C'est à partir de cet état des lieux que la société doit mettre en œuvre des mesures de prévention, à travers notamment des formations ad hoc, ainsi que des méthodes de travail et de production garantissant le meilleur niveau de protection possible. Cela passe aussi par l'aménagement des locaux qui doivent permettre une bonne aération, un éclairage adapté, un chauffage suffisant, une protection contre le bruit ou encore une adaptation des postes informatiques. Et Philippe Wagner de donner comme exemple : « Si un salarié fait un malaise en pleine canicule parce que les bureaux sont trop chauds, la responsabilité de l'employeur peut être engagée au niveau civil mais aussi pénal. »
Le dernier recours des salariés
Si vous estimez que vous êtes en danger, la loi vous permet de faire valoir votre droit d'alerte et de retrait. « Il s'agit de la faculté de quitter son poste de travail de façon légitime, sans perte de rémunération, dès lors que la situation présente un danger grave et imminent pour la vie ou la santé d'un employé. Mais c'est un droit complexe à évaluer », nous précise l'expert. La législation cite par exemple l'utilisation d'un véhicule ou d'un équipement de travail défectueux, l'absence de matériel de protection, un processus de fabrication dangereux ou pourquoi pas un risque d'agression. Dans tous les cas, le danger peut être individuel ou collectif.
Cela dit, « le droit de retrait est un dernier recours lorsqu'on a essayé tout le reste » tempère Philippe Wagner. Cela suppose d'avoir au préalable fait remonter vos inquiétudes à votre direction ainsi qu'aux représentants du personnel. Si rien ne bouge est que vous vous estimez réellement menacé par un risque de blessure, d'accident ou de maladie, vous pouvez alors avertir votre employeur, de préférence par écrit, que vous exercez votre droit de retrait.

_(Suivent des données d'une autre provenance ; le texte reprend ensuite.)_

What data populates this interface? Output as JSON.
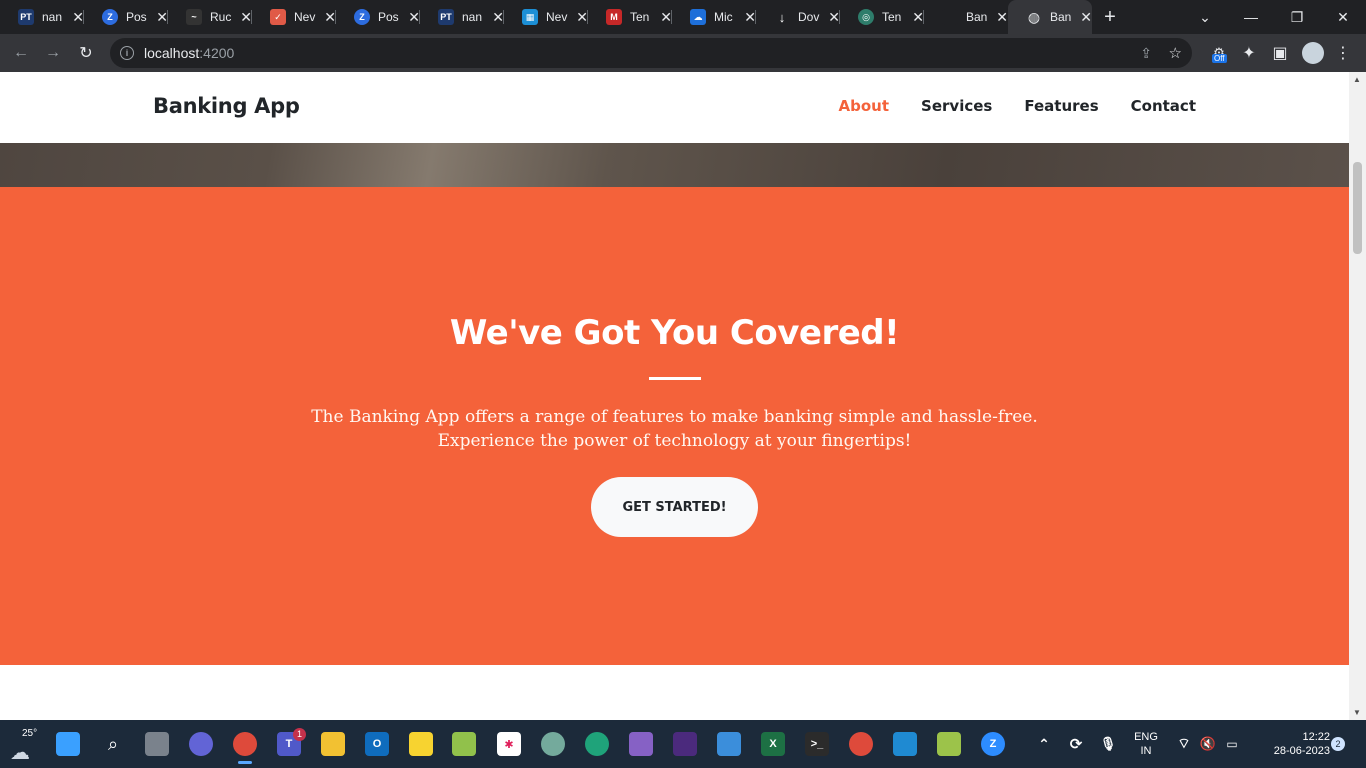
{
  "browser": {
    "tabs": [
      {
        "favicon": "PT",
        "title": "nan",
        "color": "#1e3a6e"
      },
      {
        "favicon": "Z",
        "title": "Pos",
        "color": "#2d6cdf"
      },
      {
        "favicon": "~",
        "title": "Ruc",
        "color": "#333333"
      },
      {
        "favicon": "✓",
        "title": "Nev",
        "color": "#e05a47"
      },
      {
        "favicon": "Z",
        "title": "Pos",
        "color": "#2d6cdf"
      },
      {
        "favicon": "PT",
        "title": "nan",
        "color": "#1e3a6e"
      },
      {
        "favicon": "▦",
        "title": "Nev",
        "color": "#1c8fd6"
      },
      {
        "favicon": "M",
        "title": "Ten",
        "color": "#c62828"
      },
      {
        "favicon": "☁",
        "title": "Mic",
        "color": "#1e6fd9"
      },
      {
        "favicon": "↓",
        "title": "Dov",
        "color": "#202124"
      },
      {
        "favicon": "◎",
        "title": "Ten",
        "color": "#2e7d6b"
      },
      {
        "favicon": "",
        "title": "Ban",
        "color": "#202124"
      },
      {
        "favicon": "◍",
        "title": "Ban",
        "color": "#35363a"
      }
    ],
    "url_host": "localhost",
    "url_port": ":4200",
    "extension_badge": "Off"
  },
  "page": {
    "brand": "Banking App",
    "nav": [
      "About",
      "Services",
      "Features",
      "Contact"
    ],
    "heading": "We've Got You Covered!",
    "line1": "The Banking App offers a range of features to make banking simple and hassle-free.",
    "line2": "Experience the power of technology at your fingertips!",
    "cta": "GET STARTED!"
  },
  "taskbar": {
    "weather": "25°",
    "teams_badge": "1",
    "lang": "ENG",
    "region": "IN",
    "time": "12:22",
    "date": "28-06-2023",
    "notifications": "2"
  },
  "colors": {
    "accent": "#f4623a"
  }
}
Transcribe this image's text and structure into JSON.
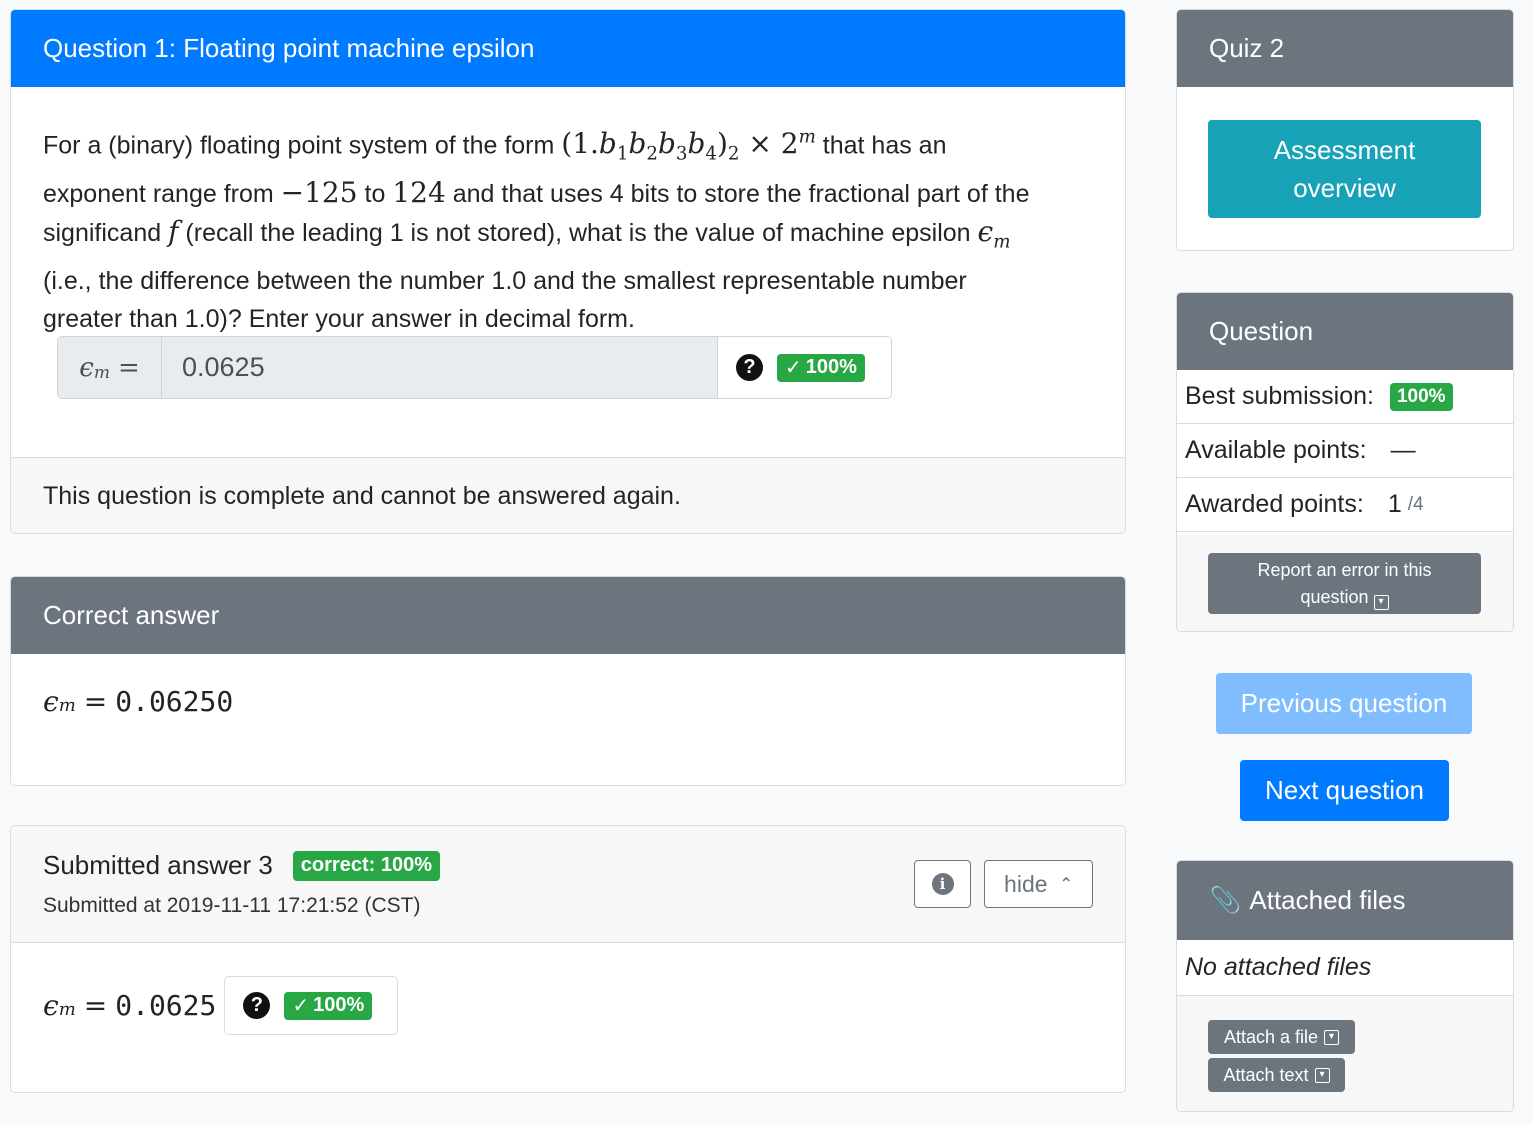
{
  "question": {
    "title": "Question 1: Floating point machine epsilon",
    "text_intro": "For a (binary) floating point system of the form",
    "text_form_after": "that has an",
    "text_line2_pre": "exponent range from",
    "exp_min": "−125",
    "to_word": "to",
    "exp_max": "124",
    "text_line2_post": "and that uses 4 bits to store the fractional part of the",
    "text_line3_pre": "significand",
    "f_symbol": "f",
    "text_line3_post": "(recall the leading 1 is not stored), what is the value of machine epsilon",
    "text_line4": "(i.e., the difference between the number 1.0 and the smallest representable number",
    "text_line5": "greater than 1.0)? Enter your answer in decimal form.",
    "input_label": "= ",
    "input_value": "0.0625",
    "help_icon": "?",
    "score_badge": "100%",
    "complete_text": "This question is complete and cannot be answered again."
  },
  "correct": {
    "header": "Correct answer",
    "value": "0.06250"
  },
  "submitted": {
    "title": "Submitted answer 3",
    "badge": "correct: 100%",
    "timestamp": "Submitted at 2019-11-11 17:21:52 (CST)",
    "info_icon": "i",
    "hide_label": "hide",
    "value": "0.0625",
    "help_icon": "?",
    "score_badge": "100%"
  },
  "quiz": {
    "header": "Quiz 2",
    "overview_button": "Assessment overview"
  },
  "question_panel": {
    "header": "Question",
    "best_label": "Best submission:",
    "best_value": "100%",
    "available_label": "Available points:",
    "available_value": "—",
    "awarded_label": "Awarded points:",
    "awarded_value": "1",
    "awarded_max": "/4",
    "report_button": "Report an error in this question"
  },
  "nav": {
    "previous": "Previous question",
    "next": "Next question"
  },
  "files": {
    "header": "Attached files",
    "empty": "No attached files",
    "attach_file": "Attach a file",
    "attach_text": "Attach text"
  },
  "colors": {
    "primary": "#007bff",
    "secondary": "#6c757d",
    "success": "#28a745",
    "info": "#17a2b8",
    "primary_disabled": "#80bdff"
  }
}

À noter : en cas de litige ultérieur, il faudra toutefois prouver que vous aviez des raisons légitimes de craindre pour votre sécurité pour éviter une requalification en abandon de poste.
Quid du coronavirus ?
L'épidémie de coronavirus éclaire, sous un nouveau jour, le devoir de prévention. « On peut imaginer que la responsabilité de l'employeur pourrait être mise en cause s'il ne respectait pas les préconisations de l'État », précise Philippe Wagner.
Dès les premiers cas de contamination en France, bon nombre de sociétés ont donc banni les bises et poignées de main, limité les réunions, mis du gel hydroalcoolique à disposition et élargi le télétravail. Depuis 2017, le Code du travail prévoit d'ailleurs qu' « en cas de circonstances exceptionnelles, notamment de menace d'épidémie, ou en cas de force majeure, la mise en œuvre du télétravail peut être considérée comme [...] nécessaire pour permettre la continuité de l'activité de l'entreprise et garantir la protection des salariés ».
Alors que des chauffeurs de bus et les employés du Louvre ont exercé leur droit de retrait début mars, des facteurs et des ouvriers d'usine contraints de travailler malgré le confinement ont eux aussi peur d'être contaminés. Si la situation peut changer à tout moment, les experts estimaient toutefois que l'épidémie seule ne pouvait justifier un danger grave et imminent au moment où nous avons écrit ces lignes.